Problematika Subsidi Energi di Indonesia

0
39

Surat Kabar Nasional.com Dalam simplifikasi kategoris, subsidi energi di Indonesia terdiri dari dua jenis utama: subsidi terselubung (implisit) dan subsidi langsung. Subsidi implisit diberikan berdasarkan peraturan khusus dari menteri sektor atau hierarki peraturan yang lebih tinggi seperti peraturan presiden.

Seringkali tidak terlihat oleh publik, tetapi memengaruhi harga dan alokasi energi. Subsidi langsung dialokasikan oleh menteri keuangan dan memerlukan persetujuan dari Dewan Perwakilan Rakyat (DPR), ada dalam postur anggaran yang dalam APBN, dan disahkan melalui undang-undang. Kedua jenis subsidi ini memainkan peran penting dalam kebijakan energi nasional, meskipun mekanisme dan transparansinya berbeda.

Pengaturan harga batubara domestik dan harga serta alokasi gas bumi untuk pengguna tertentu adalah contoh subsidi implisit.

Sebagai implementasi lebih perinci dari Peraturan Pemerintah Nomor 55 tahun 2010 tentang Pembinaan dan Pengawasan Penyelenggaraan Pengelolaan Usaha Pertambangan Mineral dan Batubara, Keputusan Menteri ESDM mengharuskan pemegang Izin Usaha Pertambangan Batubara untuk menjual 25% dari produksi tahunan mereka untuk memenuhi kebutuhan dalam negeri, termasuk kebutuhan listrik dan industri.

Harga batubara untuk keperluan listrik umum ditetapkan sebesar US$70 per metrik ton (dengan kalori 6.322 kcal/kg GAR). Sementara itu, harga internasional batubara (Newcastle Coal) dengan kalori yang sama selama tiga tahun terakhir berada di atas US$ 120 per metrik ton dan pernah mencapai US$ 400 per metrik ton. Harga untuk kalori yang lebih rendah disesuaikan dengan formula tertentu.

Kebijakan ini bertujuan untuk membantu PT PLN (Persero) meningkatkan kapasitas layanan, memperluas akses listrik, meningkatkan efisiensi operasional, dan membangun infrastruktur energi berkelanjutan.

Pada tahun 2022, Indonesia memproduksi total 625 juta ton batubara, dengan 130 juta ton digunakan untuk keperluan listrik dan 40 juta ton untuk industri.
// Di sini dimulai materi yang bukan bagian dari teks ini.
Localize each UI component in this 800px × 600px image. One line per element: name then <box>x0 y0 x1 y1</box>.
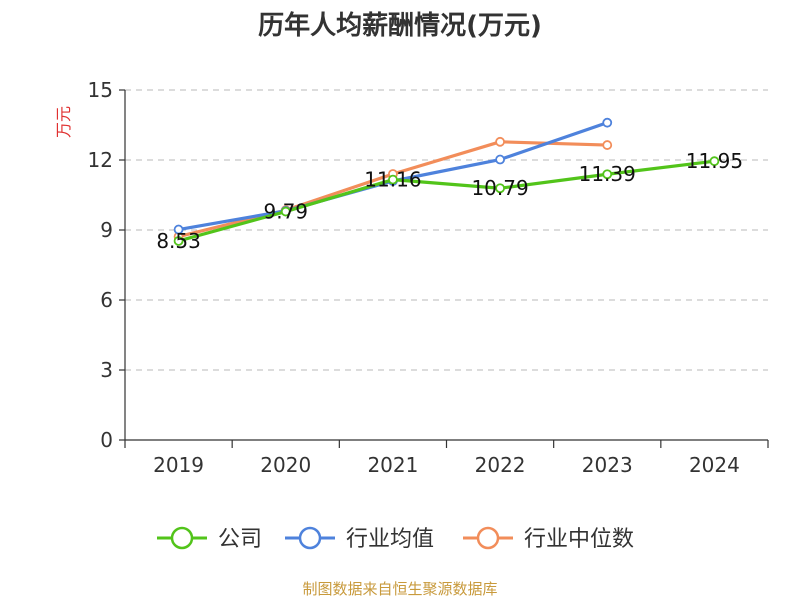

Meskipun demikian, beberapa pihak mengkritik kebijakan tersebut dapat memperlambat adopsi energi terbarukan karena batubara tetap menjadi pilihan utama dan tidak selalu mencerminkan kinerja sebenarnya dari perusahaan yang terlibat.

Sebagai turunan dari Peraturan Presiden tahun 2016 tentang Penetapan Harga Gas Bumi, Menteri ESDM menetapkan Harga Gas Bumi Tertentu (HGBT) untuk pengguna gas bumi tertentu. Pengguna gas ini meliputi perusahaan yang beroperasi dalam tujuh sektor industri, yaitu pabrik pupuk, pabrik petrokimia, pabrik oleokimia, pabrik baja, pabrik keramik, pabrik kaca, dan pabrik sarung tangan karet.

Harga gas di pintu pabrik (plant gate) bervariasi antara US$ 6 hingga US$ 7 per MMBTU. Kebijakan ini bertujuan untuk meningkatkan daya saing industri pengguna.
Namun, kebijakan ini mendapat kritik dengan beberapa alasan.

Pertama, kebijakan ini kurang mempertimbangkan risiko yang berbeda di seluruh rantai pasokan gas, mulai dari hulu (upstream), transportasi, hingga hilir (downstream). Selain itu, penurunan harga gas langsung membebani bagian hak (entitlement) pemerintah.

Kritik lainnya adalah mengapa subsidi diberikan kepada perusahaan daripada langsung kepada masyarakat pengguna. Juga, bagaimana mengukur efisiensi pabrik, misalnya apakah penggunaan volume gas yang sama di Indonesia menghasilkan pupuk dengan volume yang setara di negara lain.